The leftmost plot shows activity (H1) for the HRate (derived heart rate) channel in CCSHS. Clearly, there is an abrupt change that occurs halfway through the recording. In fact, on inspection, we see that this channel basically flat-lines at almost exactly the halfway point of each recording, thus the apparent loss in information content/variability for the second half of the night. So, in this instance, visualization has helped to flag an obvious error with the recording/data. (These derived channels will be removed from subsequent releases of the CCSHS data.)

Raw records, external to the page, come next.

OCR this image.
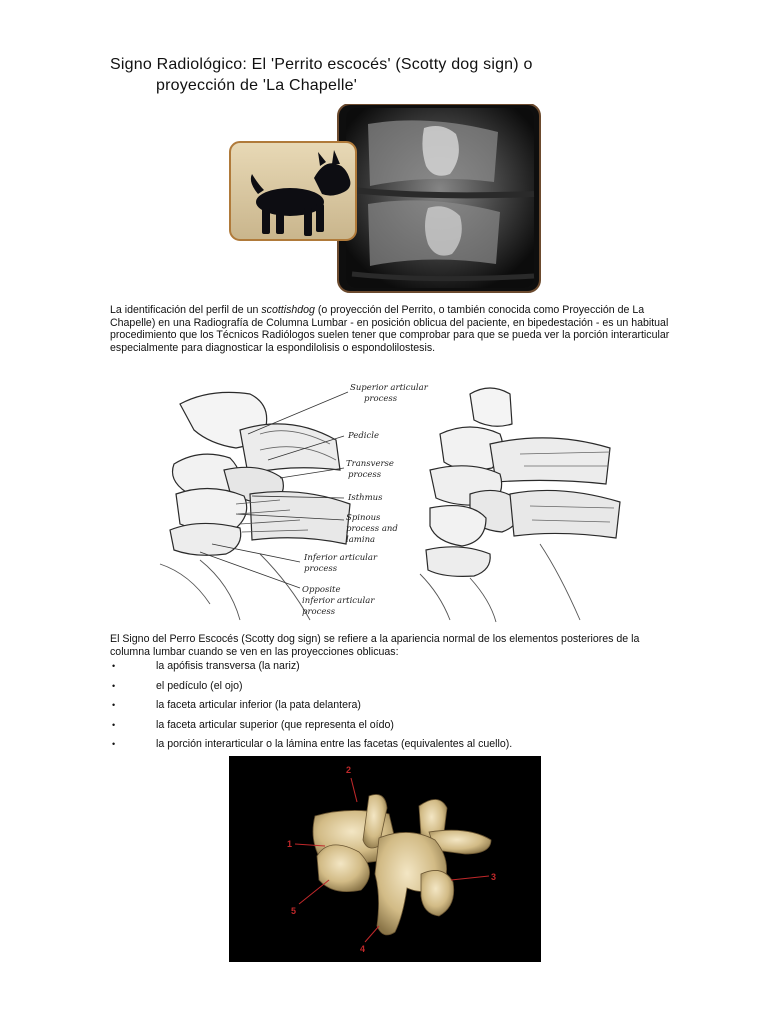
Signo Radiológico: El 'Perrito escocés' (Scotty dog sign) o
proyección de 'La Chapelle'
La identificación del perfil de un scottishdog (o proyección del Perrito, o también conocida como Proyección de La Chapelle) en una Radiografía de Columna Lumbar - en posición oblicua del paciente, en bipedestación - es un habitual procedimiento que los Técnicos Radiólogos suelen tener que comprobar para que se pueda ver la porción interarticular especialmente para diagnosticar la espondilolisis o espondolilostesis.
Superior articular
process
Pedicle
Transverse
process
Isthmus
Spinous
process and
lamina
Inferior articular
process
Opposite
inferior articular
process
El Signo del Perro Escocés (Scotty dog sign) se refiere a la apariencia normal de los elementos posteriores de la columna lumbar cuando se ven en las proyecciones oblicuas:
•	la apófisis transversa (la nariz)
•	el pedículo (el ojo)
•	la faceta articular inferior (la pata delantera)
•	la faceta articular superior (que representa el oído)
•	la porción interarticular o la lámina entre las facetas (equivalentes al cuello).
1
2
3
4
5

The other two plots show how different metrics for different signals (ECG and EOG) show wake/sleep differences, but also clear ultradian dynamics, e.g. the tendency for heart rate (as measured indirectly by the mobility of the ECG) to dip during deep sleep. That is, even though not explicitly indicated on the plots, the pattern of when sleep onset occurs (i.e. which will mirror the above plots) is readily apparent for both these metrics.

Other ultradian dynamics

Finally, polysomnography offers are rich set of possibities for investigating the interplay between different body systems. As a somewhat random and entirely data-driven exercise, here we look at the coupling between brain (EEG) and muscle activity (chin EMG), known as corticomuscular coherence. Typically studied in the context of explicit movements/motor commands, it can be indexed by spectral coherence. Here we show epoch-level imaginary coherence (which avoids volume conduction artifact) in the alpha (left plot) and beta (right plot) power bands. As with many of the above examples, there are clear temporal dynamics in this measure, that appear to track across all subjects, and show qualitatively different patterns for alpha and beta power; furthermore, this effect is seen if looking just within N2 sleep, and so reflects dynamic processes at a finer granularity than traditional staging.

What does this particular result mean? Is it interesting? Personally, I've currently no idea... Again, the purpose here is to demonstrate the hypothesis-generating value of data visualization, inasmuch as different views of a dataset can bring what might otherwise be unappreciated features and facets to the fore.

So, the bottom line -- be sure to look at any data you download from the NSRR!